Hungarian intellectual history can be interpreted in its fullness only in the mirror of regional debates

To gain a complete picture of domestic intellectual debates, it is not enough simply to show how individual national contexts received Western currents; they must be interpreted in light of the debates of the broadly understood East Central European region. Each national context followed events in the surrounding territories at least as closely as it looked toward the West.

In empires and multiethnic states, dialogue among nations was naturally present, for example in Polish-Ukrainian, Serbian-Croatian, and Romanian-Hungarian relations. Significant reception across borders also took place among East Central European territories. This could happen along ideological lines, for example through the transnational institutions of socialism; because of geographical proximity, since border regions always looked in several directions; or because of historical connections, as when the Hungarian nobility closely followed the partitions of Poland. The list could, of course, be continued.

Another important consideration is that it is not always necessary for there to be a connection between two regions for similar ideas to appear.
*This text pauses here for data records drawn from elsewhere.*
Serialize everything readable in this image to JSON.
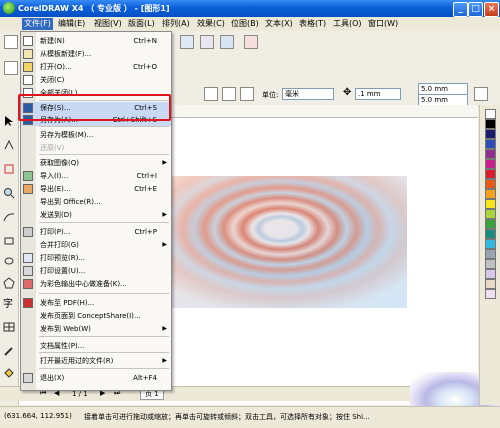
{
  "window": {
    "title": "CorelDRAW X4 （ 专业版 ） - [图形1]"
  },
  "menubar": {
    "items": [
      "文件(F)",
      "编辑(E)",
      "视图(V)",
      "版面(L)",
      "排列(A)",
      "效果(C)",
      "位图(B)",
      "文本(X)",
      "表格(T)",
      "工具(O)",
      "窗口(W)"
    ]
  },
  "toolbar": {
    "units_label": "单位:",
    "units_value": "毫米",
    "nudge_value": ".1 mm",
    "dup_x": "5.0 mm",
    "dup_y": "5.0 mm"
  },
  "file_menu": {
    "items": [
      {
        "label": "新建(N)",
        "shortcut": "Ctrl+N",
        "icon": "new-document-icon"
      },
      {
        "label": "从模板新建(F)...",
        "shortcut": "",
        "icon": "template-icon"
      },
      {
        "label": "打开(O)...",
        "shortcut": "Ctrl+O",
        "icon": "open-folder-icon"
      },
      {
        "label": "关闭(C)",
        "shortcut": "",
        "icon": "close-doc-icon"
      },
      {
        "label": "全部关闭(L)",
        "shortcut": "",
        "icon": "close-all-icon"
      },
      {
        "label": "保存(S)...",
        "shortcut": "Ctrl+S",
        "icon": "save-icon"
      },
      {
        "label": "另存为(A)...",
        "shortcut": "Ctrl+Shift+S",
        "icon": "save-as-icon"
      },
      {
        "label": "另存为模板(M)...",
        "shortcut": "",
        "icon": ""
      },
      {
        "label": "还原(V)",
        "shortcut": "",
        "icon": "",
        "disabled": true
      },
      {
        "label": "获取图像(Q)",
        "shortcut": "",
        "icon": "",
        "submenu": true
      },
      {
        "label": "导入(I)...",
        "shortcut": "Ctrl+I",
        "icon": "import-icon"
      },
      {
        "label": "导出(E)...",
        "shortcut": "Ctrl+E",
        "icon": "export-icon"
      },
      {
        "label": "导出到 Office(R)...",
        "shortcut": "",
        "icon": ""
      },
      {
        "label": "发送到(D)",
        "shortcut": "",
        "icon": "",
        "submenu": true
      },
      {
        "label": "打印(P)...",
        "shortcut": "Ctrl+P",
        "icon": "print-icon"
      },
      {
        "label": "合并打印(G)",
        "shortcut": "",
        "icon": "",
        "submenu": true
      },
      {
        "label": "打印预览(R)...",
        "shortcut": "",
        "icon": "print-preview-icon"
      },
      {
        "label": "打印设置(U)...",
        "shortcut": "",
        "icon": "print-setup-icon"
      },
      {
        "label": "为彩色输出中心做准备(K)...",
        "shortcut": "",
        "icon": "prepare-output-icon"
      },
      {
        "label": "发布至 PDF(H)...",
        "shortcut": "",
        "icon": "pdf-icon"
      },
      {
        "label": "发布页面到 ConceptShare(I)...",
        "shortcut": "",
        "icon": ""
      },
      {
        "label": "发布到 Web(W)",
        "shortcut": "",
        "icon": "",
        "submenu": true
      },
      {
        "label": "文档属性(P)...",
        "shortcut": "",
        "icon": ""
      },
      {
        "label": "打开最近用过的文件(R)",
        "shortcut": "",
        "icon": "",
        "submenu": true
      },
      {
        "label": "退出(X)",
        "shortcut": "Alt+F4",
        "icon": "exit-icon"
      }
    ]
  },
  "page_nav": {
    "page_count": "1 / 1",
    "page_tab": "页 1"
  },
  "status": {
    "coords": "(631.664, 112.951)",
    "hint": "接着单击可进行拖动或缩放；再单击可旋转或倾斜；双击工具，可选择所有对象；按住 Shi..."
  },
  "palette": {
    "colors": [
      "#ffffff",
      "#000000",
      "#1a1a6e",
      "#2f4bb5",
      "#8e2e8e",
      "#c8208a",
      "#d8202a",
      "#e85a14",
      "#f3a11c",
      "#f5e61c",
      "#a8d43c",
      "#3ba33b",
      "#1b8b7e",
      "#35b8e0",
      "#9aa4b0",
      "#c0c0c0",
      "#d8c8e8",
      "#e8d8c8",
      "#f0e0f0"
    ]
  }
}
It is enough for there to be structural similarity that produces similar reactions, a prime example being the Hungarian populist movement. A further important advantage of the regional perspective is that comparison provides a basis for understanding a national context. After all, a phenomenon can only truly be evaluated by looking at how countries in similar situations responded to it. A striking example is that liberalism receded most strongly in the countries defeated in the First World War, or that in states with national minorities, communism assumed a national character.

The regional perspective that transcends national frameworks is the project’s greatest contribution for its readership. On the one hand, it presents all those linguistic contexts, from Albanian to Estonian, that would otherwise be inaccessible to us because of language barriers and, often, because of the sparseness of intellectual-historical scholarship even in the given national languages. On the other hand, it brings these national contexts into dialogue with one another by examining them within a common analytical framework organized by themes rather than by countries. The ultimate lesson of the volumes may therefore be this: the history of East-Central Europe is not a series of separate national histories, but an ongoing dialogue in a shared intellectual space, one that continues to this day.